The Hungarian government will cap profit margins in the food retail sector to curb “unjustified and excessive price increases”, Prime Minister Viktor Orbán announced after the February inflation data was released by the Central Statistical Office (KSH). Negotiations with retail chains had been disappointing, as their offers fell far short of the government’s expectations, leading to this decision.
Food prices continue to drive inflation, with consumer prices rising by 0.8% in February compared to January. Food prices increased by 1.2%. The annual inflation rate rose to 5.6% in February, with core inflation climbing to 6.2%.

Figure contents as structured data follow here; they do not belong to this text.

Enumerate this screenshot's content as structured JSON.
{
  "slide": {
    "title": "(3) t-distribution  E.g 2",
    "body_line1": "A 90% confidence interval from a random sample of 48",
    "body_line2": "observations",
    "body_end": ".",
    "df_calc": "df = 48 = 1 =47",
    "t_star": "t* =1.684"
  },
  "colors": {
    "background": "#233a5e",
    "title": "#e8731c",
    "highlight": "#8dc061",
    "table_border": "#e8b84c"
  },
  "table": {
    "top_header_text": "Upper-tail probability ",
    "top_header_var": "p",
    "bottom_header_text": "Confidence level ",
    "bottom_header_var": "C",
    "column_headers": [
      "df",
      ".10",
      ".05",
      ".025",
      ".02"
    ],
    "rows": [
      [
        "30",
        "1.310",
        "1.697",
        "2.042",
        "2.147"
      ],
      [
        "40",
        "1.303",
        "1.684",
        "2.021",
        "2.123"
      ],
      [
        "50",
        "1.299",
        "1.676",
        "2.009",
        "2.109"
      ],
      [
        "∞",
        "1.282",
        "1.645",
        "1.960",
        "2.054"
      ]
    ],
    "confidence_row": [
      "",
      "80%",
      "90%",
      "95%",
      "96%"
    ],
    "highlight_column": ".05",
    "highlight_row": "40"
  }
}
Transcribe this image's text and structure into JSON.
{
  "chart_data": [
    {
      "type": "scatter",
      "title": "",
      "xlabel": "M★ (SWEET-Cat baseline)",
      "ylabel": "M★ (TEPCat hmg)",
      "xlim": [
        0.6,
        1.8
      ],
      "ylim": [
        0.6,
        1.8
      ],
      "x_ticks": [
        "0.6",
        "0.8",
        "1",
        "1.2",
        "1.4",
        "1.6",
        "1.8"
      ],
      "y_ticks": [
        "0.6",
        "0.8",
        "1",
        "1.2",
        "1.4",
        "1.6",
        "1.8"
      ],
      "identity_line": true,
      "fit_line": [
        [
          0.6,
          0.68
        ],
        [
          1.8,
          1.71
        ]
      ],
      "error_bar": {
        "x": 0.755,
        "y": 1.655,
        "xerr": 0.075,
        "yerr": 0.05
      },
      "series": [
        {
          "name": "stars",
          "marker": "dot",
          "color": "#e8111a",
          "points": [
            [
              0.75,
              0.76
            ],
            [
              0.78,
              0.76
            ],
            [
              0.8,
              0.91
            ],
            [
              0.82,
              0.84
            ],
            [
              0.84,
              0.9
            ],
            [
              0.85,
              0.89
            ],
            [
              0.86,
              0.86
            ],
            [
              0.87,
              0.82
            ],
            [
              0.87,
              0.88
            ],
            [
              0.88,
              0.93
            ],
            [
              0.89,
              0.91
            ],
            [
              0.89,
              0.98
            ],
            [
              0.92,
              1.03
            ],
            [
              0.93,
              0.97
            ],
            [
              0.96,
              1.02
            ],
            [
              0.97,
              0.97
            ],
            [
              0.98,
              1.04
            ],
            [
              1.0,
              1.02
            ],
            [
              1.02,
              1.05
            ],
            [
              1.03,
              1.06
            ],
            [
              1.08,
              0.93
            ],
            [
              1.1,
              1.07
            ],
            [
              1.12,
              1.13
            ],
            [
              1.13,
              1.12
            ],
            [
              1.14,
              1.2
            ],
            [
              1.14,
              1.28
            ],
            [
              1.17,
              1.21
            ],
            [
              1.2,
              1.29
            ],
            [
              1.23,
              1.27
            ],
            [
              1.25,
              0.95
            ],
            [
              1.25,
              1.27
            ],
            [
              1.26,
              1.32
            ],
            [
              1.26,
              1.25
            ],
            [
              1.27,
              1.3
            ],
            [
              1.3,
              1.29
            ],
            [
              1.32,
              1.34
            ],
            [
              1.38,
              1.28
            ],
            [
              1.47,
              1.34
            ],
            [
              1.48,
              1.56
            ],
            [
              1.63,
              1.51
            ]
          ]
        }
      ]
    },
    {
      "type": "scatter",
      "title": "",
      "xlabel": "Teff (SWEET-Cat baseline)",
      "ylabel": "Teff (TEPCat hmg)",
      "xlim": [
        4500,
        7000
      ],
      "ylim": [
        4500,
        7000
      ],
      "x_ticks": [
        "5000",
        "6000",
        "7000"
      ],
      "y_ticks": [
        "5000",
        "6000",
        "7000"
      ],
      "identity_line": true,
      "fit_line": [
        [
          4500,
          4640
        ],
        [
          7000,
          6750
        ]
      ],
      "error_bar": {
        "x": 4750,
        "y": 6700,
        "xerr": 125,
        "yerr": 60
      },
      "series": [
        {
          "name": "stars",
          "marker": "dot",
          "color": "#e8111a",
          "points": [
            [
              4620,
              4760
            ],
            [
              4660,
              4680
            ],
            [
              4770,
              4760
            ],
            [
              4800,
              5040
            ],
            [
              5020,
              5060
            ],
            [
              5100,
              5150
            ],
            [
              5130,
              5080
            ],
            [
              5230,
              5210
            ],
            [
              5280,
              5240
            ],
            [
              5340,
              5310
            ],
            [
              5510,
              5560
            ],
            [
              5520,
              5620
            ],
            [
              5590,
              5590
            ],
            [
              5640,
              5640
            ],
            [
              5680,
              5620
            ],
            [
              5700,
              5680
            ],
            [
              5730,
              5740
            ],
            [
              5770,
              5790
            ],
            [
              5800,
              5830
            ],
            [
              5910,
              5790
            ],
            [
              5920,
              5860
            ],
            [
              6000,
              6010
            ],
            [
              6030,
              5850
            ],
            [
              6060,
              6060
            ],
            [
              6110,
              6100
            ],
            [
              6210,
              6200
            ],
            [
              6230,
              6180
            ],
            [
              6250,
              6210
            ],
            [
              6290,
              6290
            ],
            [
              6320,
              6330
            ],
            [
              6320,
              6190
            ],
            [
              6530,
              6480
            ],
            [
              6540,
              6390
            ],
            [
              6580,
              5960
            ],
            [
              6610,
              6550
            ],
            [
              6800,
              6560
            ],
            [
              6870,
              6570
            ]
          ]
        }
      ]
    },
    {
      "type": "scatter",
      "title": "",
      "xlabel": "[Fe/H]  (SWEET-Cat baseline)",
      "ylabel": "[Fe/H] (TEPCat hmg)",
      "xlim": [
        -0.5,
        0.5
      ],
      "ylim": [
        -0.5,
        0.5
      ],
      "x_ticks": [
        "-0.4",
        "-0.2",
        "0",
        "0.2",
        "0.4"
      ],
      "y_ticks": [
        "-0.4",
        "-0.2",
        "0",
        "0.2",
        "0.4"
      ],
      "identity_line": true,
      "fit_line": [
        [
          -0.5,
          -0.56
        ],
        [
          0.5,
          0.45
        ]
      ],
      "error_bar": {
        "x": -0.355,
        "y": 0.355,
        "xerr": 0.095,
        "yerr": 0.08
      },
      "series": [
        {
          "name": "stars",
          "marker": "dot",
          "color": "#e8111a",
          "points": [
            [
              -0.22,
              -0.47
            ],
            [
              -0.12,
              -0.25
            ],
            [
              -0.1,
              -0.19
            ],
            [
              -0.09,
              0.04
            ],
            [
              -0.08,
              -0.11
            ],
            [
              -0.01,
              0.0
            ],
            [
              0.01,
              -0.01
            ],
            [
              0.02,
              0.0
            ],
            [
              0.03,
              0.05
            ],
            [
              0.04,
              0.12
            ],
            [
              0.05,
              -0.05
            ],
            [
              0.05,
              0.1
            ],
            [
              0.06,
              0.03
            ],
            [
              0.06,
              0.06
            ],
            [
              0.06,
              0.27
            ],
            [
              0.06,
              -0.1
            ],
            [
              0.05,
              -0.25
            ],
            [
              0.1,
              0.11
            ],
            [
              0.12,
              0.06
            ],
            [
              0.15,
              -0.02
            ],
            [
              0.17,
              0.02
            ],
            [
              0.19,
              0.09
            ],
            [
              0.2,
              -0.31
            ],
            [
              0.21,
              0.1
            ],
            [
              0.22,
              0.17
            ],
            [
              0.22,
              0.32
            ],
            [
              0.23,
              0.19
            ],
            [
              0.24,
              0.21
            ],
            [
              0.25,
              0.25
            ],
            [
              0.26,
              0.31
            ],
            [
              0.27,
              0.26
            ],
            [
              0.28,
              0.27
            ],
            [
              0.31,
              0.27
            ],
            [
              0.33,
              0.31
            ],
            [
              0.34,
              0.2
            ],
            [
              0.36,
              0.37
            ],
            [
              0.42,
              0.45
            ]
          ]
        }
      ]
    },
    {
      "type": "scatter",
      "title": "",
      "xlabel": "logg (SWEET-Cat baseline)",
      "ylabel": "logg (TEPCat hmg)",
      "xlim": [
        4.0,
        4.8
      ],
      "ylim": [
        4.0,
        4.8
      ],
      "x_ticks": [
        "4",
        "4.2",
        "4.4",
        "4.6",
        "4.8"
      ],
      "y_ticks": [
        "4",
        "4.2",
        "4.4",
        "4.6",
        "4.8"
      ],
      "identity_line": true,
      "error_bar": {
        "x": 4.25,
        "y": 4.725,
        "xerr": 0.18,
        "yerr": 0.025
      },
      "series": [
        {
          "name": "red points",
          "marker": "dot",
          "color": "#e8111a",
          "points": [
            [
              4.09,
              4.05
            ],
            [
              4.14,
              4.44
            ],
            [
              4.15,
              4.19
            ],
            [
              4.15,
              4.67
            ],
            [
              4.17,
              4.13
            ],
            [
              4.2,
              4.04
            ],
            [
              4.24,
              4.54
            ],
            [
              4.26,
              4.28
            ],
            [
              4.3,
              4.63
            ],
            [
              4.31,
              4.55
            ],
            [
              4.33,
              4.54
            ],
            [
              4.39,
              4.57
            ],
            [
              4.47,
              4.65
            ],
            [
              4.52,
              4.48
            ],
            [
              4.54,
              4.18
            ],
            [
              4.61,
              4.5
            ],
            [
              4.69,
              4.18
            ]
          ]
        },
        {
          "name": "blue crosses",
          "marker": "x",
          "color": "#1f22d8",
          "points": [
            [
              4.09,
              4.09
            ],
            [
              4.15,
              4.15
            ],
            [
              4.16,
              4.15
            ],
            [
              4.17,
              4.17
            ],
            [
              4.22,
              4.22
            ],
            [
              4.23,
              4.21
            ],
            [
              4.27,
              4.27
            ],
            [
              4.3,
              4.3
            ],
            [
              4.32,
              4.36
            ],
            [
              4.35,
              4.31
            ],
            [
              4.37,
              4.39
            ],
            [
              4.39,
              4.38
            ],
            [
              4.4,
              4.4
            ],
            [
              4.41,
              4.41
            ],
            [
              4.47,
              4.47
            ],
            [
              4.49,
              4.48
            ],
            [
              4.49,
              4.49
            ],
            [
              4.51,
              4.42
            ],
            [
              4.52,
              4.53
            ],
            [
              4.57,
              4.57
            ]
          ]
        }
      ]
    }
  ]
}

Starting March 17, the profit margins on 30 essential food items will be capped at 10%. The measure applies to product groups such as chicken and pork, cooking oil, milk and dairy products, eggs, butter and margarine, flour, sugar, and even garlic. The January average prices will serve as the reference point. Small retailers with an annual revenue of less than HUF 1 billion (EUR 2.5 million) are exempt from the regulation.
The new measures will remain in effect until the end of May, at which point they will be reviewed and possibly extended. Non-compliance could result in consumer protection fines of up to HUF 5 million (EUR 12,000) per violation, or in extreme cases, store closures. The fines may be imposed multiple times daily and doubled for repeat offenses.